Ruhi Fettuh, yaptığı yazılı açıklamada, İsrailli aşırı sağcı milletvekillerinin çağrısını "tam teşekküllü bir savaş suçu" ve "Filistin halkına karşı doğrudan soykırım çağrısı" olarak tanımladı. Ayrıca, İsrail meclisinin, Gazze Şeridi'ndeki sivillere yönelik şiddet ve yıkım çağrılarına işaret ederek, bu milletvekillerinin Filistinlilere yönelik aşırılıklarının bir yansıması olduğunu belirtti.
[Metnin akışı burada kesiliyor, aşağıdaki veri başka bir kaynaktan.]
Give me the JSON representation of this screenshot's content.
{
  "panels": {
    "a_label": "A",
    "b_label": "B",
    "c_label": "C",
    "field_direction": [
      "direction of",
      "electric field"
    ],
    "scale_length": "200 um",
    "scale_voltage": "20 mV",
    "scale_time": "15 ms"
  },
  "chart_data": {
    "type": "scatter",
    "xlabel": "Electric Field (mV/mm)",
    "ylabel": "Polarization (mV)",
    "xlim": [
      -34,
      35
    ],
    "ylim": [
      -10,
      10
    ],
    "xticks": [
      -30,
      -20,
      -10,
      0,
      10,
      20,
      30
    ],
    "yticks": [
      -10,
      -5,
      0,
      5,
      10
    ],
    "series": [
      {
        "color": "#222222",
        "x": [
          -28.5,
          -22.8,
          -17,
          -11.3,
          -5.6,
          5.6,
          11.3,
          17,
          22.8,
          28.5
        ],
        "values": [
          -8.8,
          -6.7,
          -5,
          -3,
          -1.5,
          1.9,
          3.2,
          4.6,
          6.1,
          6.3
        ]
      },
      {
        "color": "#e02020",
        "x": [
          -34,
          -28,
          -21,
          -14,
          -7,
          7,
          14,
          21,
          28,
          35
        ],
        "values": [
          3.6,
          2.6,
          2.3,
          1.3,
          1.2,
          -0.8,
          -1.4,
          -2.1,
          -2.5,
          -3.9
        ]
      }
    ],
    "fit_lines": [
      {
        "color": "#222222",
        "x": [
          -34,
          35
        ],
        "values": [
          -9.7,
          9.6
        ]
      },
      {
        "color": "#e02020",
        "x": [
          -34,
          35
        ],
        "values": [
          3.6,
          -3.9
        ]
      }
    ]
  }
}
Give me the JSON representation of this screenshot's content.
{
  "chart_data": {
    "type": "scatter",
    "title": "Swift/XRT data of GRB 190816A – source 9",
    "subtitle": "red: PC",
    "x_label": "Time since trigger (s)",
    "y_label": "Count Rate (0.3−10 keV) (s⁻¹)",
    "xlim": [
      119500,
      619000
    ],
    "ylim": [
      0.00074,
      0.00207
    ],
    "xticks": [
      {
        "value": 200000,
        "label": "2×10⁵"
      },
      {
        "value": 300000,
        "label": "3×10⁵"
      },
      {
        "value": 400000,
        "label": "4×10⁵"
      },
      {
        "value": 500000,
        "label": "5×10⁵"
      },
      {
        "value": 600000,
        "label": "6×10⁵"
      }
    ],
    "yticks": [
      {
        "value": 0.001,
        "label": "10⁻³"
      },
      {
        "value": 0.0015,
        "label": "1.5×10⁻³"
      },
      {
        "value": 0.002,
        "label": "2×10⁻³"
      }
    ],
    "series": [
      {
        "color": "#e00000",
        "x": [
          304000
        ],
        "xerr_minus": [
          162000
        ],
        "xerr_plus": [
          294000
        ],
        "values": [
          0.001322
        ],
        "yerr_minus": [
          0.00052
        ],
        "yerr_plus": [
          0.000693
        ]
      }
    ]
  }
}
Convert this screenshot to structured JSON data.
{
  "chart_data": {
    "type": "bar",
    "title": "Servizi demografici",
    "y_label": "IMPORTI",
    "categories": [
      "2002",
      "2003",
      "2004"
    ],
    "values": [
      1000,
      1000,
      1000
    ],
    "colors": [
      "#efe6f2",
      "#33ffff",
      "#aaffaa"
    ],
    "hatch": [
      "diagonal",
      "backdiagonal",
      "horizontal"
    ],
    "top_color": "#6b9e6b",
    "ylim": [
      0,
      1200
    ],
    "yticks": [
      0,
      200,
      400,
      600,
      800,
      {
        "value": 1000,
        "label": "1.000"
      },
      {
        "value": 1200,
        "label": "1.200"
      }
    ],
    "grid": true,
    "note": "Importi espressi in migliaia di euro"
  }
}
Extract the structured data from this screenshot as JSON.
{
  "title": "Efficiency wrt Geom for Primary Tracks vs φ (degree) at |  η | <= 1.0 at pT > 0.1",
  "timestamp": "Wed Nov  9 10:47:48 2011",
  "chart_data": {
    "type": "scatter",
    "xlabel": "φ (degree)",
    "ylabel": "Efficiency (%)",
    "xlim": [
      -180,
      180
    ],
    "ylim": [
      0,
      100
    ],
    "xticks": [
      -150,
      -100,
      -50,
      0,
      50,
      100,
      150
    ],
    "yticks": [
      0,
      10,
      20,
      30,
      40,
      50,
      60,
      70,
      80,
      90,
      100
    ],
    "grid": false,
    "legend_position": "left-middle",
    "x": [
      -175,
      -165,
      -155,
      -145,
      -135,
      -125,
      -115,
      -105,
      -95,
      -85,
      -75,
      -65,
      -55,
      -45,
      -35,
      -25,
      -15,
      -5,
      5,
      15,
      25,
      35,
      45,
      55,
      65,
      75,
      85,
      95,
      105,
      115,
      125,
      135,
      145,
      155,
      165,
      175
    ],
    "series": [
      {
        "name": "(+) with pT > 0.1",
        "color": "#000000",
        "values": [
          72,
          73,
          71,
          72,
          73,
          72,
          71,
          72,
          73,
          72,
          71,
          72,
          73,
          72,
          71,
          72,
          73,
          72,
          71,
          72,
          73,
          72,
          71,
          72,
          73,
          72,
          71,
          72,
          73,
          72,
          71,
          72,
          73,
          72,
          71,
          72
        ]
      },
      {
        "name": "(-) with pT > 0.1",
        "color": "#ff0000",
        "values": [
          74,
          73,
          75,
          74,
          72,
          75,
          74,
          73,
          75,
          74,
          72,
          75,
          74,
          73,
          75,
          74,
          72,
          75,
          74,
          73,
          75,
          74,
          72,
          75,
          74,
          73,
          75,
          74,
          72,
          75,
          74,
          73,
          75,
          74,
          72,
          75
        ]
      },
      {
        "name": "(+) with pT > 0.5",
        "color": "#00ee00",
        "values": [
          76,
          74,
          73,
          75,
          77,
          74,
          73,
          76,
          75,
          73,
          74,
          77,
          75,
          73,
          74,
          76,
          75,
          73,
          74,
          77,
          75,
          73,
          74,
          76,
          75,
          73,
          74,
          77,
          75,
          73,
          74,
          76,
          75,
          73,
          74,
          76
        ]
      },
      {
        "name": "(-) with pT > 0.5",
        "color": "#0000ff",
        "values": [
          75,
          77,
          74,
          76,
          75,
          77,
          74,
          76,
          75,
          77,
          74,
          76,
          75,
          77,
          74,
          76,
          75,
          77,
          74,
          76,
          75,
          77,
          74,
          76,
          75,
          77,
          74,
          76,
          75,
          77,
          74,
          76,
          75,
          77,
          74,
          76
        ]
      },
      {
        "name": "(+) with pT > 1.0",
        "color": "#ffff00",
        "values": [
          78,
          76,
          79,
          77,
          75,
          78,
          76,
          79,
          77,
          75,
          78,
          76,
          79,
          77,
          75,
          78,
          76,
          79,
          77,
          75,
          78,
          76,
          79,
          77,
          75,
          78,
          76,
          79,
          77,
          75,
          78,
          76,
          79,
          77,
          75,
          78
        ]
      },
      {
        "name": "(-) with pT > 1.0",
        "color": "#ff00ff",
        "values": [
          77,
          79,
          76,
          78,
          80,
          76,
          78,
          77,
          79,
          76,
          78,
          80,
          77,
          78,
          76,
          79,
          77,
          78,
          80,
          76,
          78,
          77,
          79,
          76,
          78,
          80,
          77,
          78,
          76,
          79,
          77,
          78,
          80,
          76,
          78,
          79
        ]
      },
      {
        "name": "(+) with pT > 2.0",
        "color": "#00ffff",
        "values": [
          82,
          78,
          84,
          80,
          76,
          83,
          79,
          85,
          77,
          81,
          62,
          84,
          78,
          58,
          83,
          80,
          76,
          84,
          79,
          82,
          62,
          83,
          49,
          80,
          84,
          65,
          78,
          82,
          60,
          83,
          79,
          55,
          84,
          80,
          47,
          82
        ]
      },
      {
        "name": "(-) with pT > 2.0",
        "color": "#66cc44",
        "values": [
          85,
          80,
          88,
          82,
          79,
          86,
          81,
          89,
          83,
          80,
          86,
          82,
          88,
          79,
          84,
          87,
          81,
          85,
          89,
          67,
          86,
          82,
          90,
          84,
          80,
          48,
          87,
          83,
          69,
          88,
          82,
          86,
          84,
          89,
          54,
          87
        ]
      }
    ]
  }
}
Filistinli yetkili, uluslararası topluma ve ülkelerin parlamentolarına, İsrail'in ırkçı ve kanlı tutumlarına karşı insani ve ahlaki sorumluluklarını yerine getirmeleri çağrısında bulundu. Bu çağrı, İsrailli aşırı sağcı 8 milletvekilinin Gazze Şeridi'nin kuzeyinde gıda ve su kaynaklarının yok edilmesini talep etmesinin ardından yapıldı. Haaretz gazetesinde yer alan habere göre, bu milletvekilleri, İsrail Savunma Bakanı Yisrael Katz'a Gazze'deki durumu ele alan bir mektup göndermişti.

İSRAİL'İN GÖÇ PLANI

İsrail ordusu, 6 Ekim'de Gazze'nin kuzeyine, özellikle Cibaliya Mülteci Kampı'na yönelik kara saldırısı başlattı. Bu operasyonun, daha önce İsrail basınına yansıyan "generallerin planı" olarak bilinen strateji doğrultusunda gerçekleştirildiği ifade ediliyor. Planın amacı, Gazze'nin kuzeyinden Filistinlilerin tahliye edilerek, bölgedeki yerleşim yerlerinin İsrailliler için hazır hale getirilmesi olarak görülüyor.

İsrail Ordu Sözcüsü Avichay Adraee, 7 Ekim tarihinde yaptığı açıklamada, Gazze Şeridi'nin kuzeyindeki Beyt Hanun, Cibaliya ve Beyt Lahiya bölgelerinde yaşayan Filistinlilere yönelik uyarıda bulunmuştu. Sosyal medya üzerinden yapılan duyuruda, bu bölgelerin boşaltılmasını talep eden İsrail ordusu, Filistinlilere hangi alanların tahliye edilmesi gerektiğini gösteren haritayı paylaşmıştı.

Filistinlilere Gazze'nin güneyindeki Mevasi bölgesine gitme çağrısı yapan Adraee'nin paylaştığı harita, İsrail ordusunda eski Operasyonlar Bölümü Başkanı General Giora Eiland'ın girişimiyle hazırlanıp hükümete sunulan "Generallerin Planı" ile benzerlik göstermişti.

"Generaller Planı" olarak bilinen bu plan, Filistinlilerin Gazze Şeridi'nin kuzeyinden tehcir edilmesini öngörüyordu. Ardından, bölgenin kuşatılması ve gıda, yakıt ile temiz suyun bölgeye girişine izin verilmemesi planlanıyordu. Plan, bu kuşatma altında kalan silahlı direnişçilerin "ölüm ya da teslim olma" arasında bir tercih yapmaya zorlanmasını, bölgeyi terk etmeyen veya terk edemeyen Filistinlilere ise "düşman unsur" muamelesi yapılmasını içeriyordu.